Sophie Lund-Yates at Hargreaves Lansdown said:“Lloyds has seen its profits wiped out as it puts almost £700m aside in readiness for a weak economy. This non-cash charge is a buffer in case a high number of customers default on their loans. The best case scenario is that the group has over-egged its estimates and some of that hoard will be released, ultimately boosting profits. The more difficult scenario comes if the economic dive is steeper than predicted, which would see impairment charges swell. To a large extent, Lloyds can’t control the external forces that govern its customers’ behaviour, but its particular exposure to traditional lending, especially mortgages, puts it in the firing line when conditions sour.”

The Lloyds figures do at least suggest that talk of a windfall tax on “excess” bank profits might be shoved aside.

The already beleaguered shares fell 1.5% today to 42p. They have underperformed the stock market for years.

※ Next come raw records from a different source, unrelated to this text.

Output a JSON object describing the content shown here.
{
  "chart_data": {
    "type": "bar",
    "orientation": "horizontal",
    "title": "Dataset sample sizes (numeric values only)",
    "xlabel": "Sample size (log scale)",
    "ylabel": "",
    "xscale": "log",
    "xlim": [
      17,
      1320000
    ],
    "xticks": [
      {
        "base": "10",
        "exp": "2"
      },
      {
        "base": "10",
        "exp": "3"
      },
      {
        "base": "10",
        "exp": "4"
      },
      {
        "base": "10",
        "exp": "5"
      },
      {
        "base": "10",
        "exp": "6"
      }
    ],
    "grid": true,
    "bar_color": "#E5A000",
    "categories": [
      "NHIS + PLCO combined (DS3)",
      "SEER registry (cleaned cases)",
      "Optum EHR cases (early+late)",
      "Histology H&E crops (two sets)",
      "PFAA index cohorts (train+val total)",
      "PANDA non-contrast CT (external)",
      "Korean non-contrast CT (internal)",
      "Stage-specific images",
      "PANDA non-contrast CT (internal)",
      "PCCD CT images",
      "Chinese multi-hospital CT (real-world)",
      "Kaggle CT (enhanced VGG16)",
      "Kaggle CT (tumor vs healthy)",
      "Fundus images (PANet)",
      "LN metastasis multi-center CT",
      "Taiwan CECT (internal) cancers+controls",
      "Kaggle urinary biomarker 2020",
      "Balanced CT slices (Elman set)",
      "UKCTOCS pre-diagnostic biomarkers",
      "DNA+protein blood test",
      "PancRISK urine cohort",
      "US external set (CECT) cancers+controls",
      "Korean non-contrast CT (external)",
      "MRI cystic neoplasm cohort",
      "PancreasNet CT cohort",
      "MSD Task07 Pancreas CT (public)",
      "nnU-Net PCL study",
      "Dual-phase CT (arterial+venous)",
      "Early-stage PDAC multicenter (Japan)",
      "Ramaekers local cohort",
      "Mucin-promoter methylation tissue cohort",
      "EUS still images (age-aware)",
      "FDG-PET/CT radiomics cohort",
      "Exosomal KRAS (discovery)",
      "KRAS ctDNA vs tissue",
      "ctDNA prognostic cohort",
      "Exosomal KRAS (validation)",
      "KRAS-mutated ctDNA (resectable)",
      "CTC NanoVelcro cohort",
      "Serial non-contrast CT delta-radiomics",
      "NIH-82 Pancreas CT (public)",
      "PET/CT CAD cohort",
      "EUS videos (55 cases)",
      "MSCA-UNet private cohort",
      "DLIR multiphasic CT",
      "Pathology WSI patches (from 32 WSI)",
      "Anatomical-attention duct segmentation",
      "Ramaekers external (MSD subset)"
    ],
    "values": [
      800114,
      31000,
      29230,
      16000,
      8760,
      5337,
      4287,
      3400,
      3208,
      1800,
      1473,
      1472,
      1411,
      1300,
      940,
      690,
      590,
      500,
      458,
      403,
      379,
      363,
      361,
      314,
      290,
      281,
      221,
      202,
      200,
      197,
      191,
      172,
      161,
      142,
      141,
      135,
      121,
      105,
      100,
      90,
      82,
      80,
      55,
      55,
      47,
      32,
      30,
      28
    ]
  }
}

Analysts at Jefferies called today’s “glass half-empty focus” and “front-loading of provisions” to be reminiscent of worst of the Covid era in 2020.

Graham Cox of SelfEmployedMortgageHub.com said: "The higher impairment charges and reduced profits Lloyds is seeing are likely to be replicated across the banking sector. After having pandemic life-support switched off, many businesses are now struggling with much higher input costs and reduced demand. And with property prices inflated by Rishi Sunak’s stamp duty holiday and ultra-cheap credit, the chickens are now coming home to roost in the mortgage market. It’s quite conceivable house prices could fall 20-30% over the next couple of years, meaning impairment charges could start to get a whole lot bigger."